Day 074 - The mitotic clock

Submitted by Sam on 3 August, 2011 - 00:48

Telomeres are repetitive DNA sequences which cap the ends of chromosomes, protecting them from damage and potentially cancerous breakages and fusings. They act as disposable buffers, much as the plastic aglets at the end of shoelaces prevent fraying. Each time a cell divides, the telomores get shorter as DNA sequences are lost from the end. When telomeres reach a certain critical length, the cell is unable to make new copies of itself, and so organs and tissues that depend on continued cell replication begin to senesce. The shortening of telomeres plays a large part in ageing (although not necessarily a causal one), and so advocates of life extension are exploring the possibility of lengthening telomeres in certain cells by searching for ways to selectively activate the enzyme telomerase, which maintains telemore length by the adding newly synthesized DNA code to their ends. If we could induce certain parts of our bodies to express more telomerase, the theory goes, we will be able to live longer, healthier lives, slowing down the decline of ageing.

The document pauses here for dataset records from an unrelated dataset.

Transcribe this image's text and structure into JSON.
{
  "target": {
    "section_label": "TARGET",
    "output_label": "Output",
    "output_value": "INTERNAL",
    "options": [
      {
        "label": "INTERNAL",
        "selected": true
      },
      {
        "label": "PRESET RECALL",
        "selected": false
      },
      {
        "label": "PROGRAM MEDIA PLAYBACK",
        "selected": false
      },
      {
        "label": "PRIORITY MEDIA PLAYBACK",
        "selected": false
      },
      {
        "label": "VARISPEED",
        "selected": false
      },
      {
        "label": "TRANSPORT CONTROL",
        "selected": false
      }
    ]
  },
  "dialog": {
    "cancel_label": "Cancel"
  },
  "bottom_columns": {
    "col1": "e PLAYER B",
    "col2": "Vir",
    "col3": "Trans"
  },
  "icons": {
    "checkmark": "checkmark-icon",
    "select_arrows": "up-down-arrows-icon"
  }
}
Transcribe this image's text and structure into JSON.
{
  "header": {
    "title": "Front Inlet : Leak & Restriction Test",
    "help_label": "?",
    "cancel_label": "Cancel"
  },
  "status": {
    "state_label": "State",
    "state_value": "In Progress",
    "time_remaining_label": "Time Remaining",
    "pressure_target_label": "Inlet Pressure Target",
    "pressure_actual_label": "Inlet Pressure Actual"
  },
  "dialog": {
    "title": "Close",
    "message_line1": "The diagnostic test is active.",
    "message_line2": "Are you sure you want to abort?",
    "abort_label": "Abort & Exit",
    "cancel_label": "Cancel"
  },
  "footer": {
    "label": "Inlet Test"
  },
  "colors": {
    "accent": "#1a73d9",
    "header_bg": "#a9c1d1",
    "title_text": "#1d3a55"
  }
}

Every moment we're fighting a losing battle against our telomeric shortening; at conception our telomeres consist of roughly 15,000 DNA base pairs, shrinking to 10,000 at birth when the telomerase gene becomes largely deactivated. Without the maintenance work of the enzyme our telomeres reduce in length at a rate of about 50 base pairs a year. When some telomeres drop below 5,000 base pairs, their cells lose the ability to divide, becoming unable to perform the work they were designed to carry out, and in some cases also releasing chemicals that are harmful to neighbouring cells. Some particularly prominent cell-types that are affected by the replicative shortening of telomeres include the endothelial cells lining blood vessels leading to the heart, and the cells that make the myelin sheath that protects our brain's neurons. Both brain health and heart health are bound to some degree to the fate of cells with a telomeric fuse. The correlation between telomere length and biological ageing has motivated a hope that one day we will be able to prevent and perhaps reverse the effects of replicative senescence by optimally controlling the action of telomerase.